Friday, February 19, 2010

Sloppy reporting and copy editing

New York City Police CommissionerImage via Wikipedia





















Shoddy reporting and clueless copy editing and headline writing -- when will readers of The Record of Woodland Park get any relief?

The heads on the lead A-1 story -- "Killings a mystery" and "Two found dead on quiet Teaneck street" -- are redundant (killings and dead) and don't tell you the bodies were found in an SUV. Police solve few murders instantly -- so why waste the main head on that?

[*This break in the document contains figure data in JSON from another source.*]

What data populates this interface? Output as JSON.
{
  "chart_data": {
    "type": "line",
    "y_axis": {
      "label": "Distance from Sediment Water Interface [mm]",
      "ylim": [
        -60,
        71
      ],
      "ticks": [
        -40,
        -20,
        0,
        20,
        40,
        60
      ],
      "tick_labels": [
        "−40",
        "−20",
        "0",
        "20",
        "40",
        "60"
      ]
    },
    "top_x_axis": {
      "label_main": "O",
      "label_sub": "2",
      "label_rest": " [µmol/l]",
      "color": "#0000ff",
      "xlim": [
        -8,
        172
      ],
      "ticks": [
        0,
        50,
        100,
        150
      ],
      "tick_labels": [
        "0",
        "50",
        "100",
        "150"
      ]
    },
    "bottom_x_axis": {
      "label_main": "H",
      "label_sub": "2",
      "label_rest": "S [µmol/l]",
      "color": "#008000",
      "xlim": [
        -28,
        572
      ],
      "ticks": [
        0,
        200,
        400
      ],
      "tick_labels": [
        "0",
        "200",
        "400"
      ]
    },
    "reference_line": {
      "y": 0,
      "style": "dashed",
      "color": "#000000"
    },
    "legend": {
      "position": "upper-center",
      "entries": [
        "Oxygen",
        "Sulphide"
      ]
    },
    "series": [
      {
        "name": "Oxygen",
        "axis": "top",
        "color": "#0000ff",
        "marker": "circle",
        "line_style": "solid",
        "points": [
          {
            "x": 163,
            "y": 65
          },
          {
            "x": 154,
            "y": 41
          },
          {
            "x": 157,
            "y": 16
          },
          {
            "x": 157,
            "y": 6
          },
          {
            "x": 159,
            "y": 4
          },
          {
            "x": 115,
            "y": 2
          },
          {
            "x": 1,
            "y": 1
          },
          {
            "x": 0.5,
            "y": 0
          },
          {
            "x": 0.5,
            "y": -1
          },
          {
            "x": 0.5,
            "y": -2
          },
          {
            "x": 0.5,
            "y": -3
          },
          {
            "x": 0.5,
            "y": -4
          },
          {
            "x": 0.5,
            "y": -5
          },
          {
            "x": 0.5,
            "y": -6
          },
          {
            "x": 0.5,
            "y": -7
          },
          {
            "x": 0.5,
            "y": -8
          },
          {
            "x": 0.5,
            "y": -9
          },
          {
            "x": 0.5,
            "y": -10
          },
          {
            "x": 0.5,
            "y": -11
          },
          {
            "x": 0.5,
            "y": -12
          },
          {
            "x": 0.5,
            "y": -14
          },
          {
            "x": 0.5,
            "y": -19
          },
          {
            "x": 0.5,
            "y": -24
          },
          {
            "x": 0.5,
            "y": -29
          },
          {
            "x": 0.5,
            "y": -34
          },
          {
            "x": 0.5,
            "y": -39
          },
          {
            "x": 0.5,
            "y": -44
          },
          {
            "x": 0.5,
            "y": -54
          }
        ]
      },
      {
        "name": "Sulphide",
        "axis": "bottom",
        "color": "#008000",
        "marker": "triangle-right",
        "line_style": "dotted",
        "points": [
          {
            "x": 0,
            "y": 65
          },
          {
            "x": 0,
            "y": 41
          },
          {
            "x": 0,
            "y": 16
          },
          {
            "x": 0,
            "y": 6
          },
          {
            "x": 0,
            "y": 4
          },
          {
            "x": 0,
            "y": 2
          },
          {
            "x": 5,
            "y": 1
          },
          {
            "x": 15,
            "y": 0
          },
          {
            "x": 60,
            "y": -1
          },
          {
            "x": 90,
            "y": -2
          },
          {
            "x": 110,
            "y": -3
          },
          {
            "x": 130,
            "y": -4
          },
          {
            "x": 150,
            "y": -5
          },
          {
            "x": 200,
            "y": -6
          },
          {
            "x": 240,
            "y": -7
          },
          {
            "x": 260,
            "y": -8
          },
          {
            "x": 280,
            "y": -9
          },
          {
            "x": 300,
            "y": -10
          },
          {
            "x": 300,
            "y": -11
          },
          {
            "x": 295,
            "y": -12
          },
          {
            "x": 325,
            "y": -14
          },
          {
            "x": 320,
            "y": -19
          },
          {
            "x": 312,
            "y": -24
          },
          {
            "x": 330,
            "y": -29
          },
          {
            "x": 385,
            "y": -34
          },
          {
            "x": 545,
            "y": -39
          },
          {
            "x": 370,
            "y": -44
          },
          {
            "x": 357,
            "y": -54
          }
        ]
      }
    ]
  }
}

The sloppy, cowardly reporting on Page 1 is by Columnist Mike Kelly, who questioned the disgraced Bernard Kerik in Kerik's home office before he was sentenced yesterday, but couldn't bring himself to ask the former New York City Police commissioner if he was motivated by greed when he broke the law or thought he was above the law. Kerik and the pompous Kelly must be pals; the reporter refers to him as "Bernie" and calls the convicted felon's wife by her first name.

Even an aide or handler couldn't paint a more sympathetic portrait of Kerik than Kelly has. Is this journalism or public relations?

"I'm glad it's over," Kerik said before he was sentenced in federal court. "I want to try to remake my life." Kelly's writing gets real sloppy -- to the point where he has the White House "returning from Baghdad," and the copy editor and the copy editor's supervisor didn't catch it. (After Publisher Stephen A. Borg moved printing of The Record to Rockaway Township, copy editors in Hackensack could no longer read the first copies off the press for typos and other errors, and correct them, as they had from time immemorial.)

"After returning from Baghdad," Kelly writes, "the White House, citing Kerik's anti-terrorism record, nominated him ....."

Who is Editorial Page Editor Alfred P. Doblin trying to fool?  The lead editorial on A-20 claims that everyone -- including the "wealthy" -- will feel the effects of Governor Christie's budget-cutting, but that isn't documented. In fact, Christie refused to reinstate the so-called millionaires tax and plans to allow a corporate business surcharge to expire. Did Stephen Borg write the editorial?


The wrong-way dolphins in the Hackensack River -- a story that was all over Page 1 yesterday -- ends up inside Local today, a mere brief. Instead of development, education or municipal news of Hackensack and Englewood, readers get four verdicts or sentences in major cases. Teaneck news? Only the double murder on Page 1.

Why would anybody want to go to the Italian restaurant given two stars by Restaurant Reviewer Bill Pitcher, who recommends only three dishes? As food editor, Pitcher guided the expansion of reviews to the point where they seem promotional. Whether a restaurant is poor or outstanding, reviews feature plenty of photos and deceptive close-ups of food -- even lousy food looks good in a color photo. Squandering space means that the restaurant health inspections list is cut, depriving readers of essential information.

Stephen Borg, who lives in a $3.65 million McMansion in Tenafly, must have written this line in the review: "The dining room isn't much larger than your home dining room -- the first of 32 seats ..." Thirty-two seats in a home dining room? Where was the copy editor here? Where was George Cubanski, his supervisor, who is supposed to catch such preposterous errors?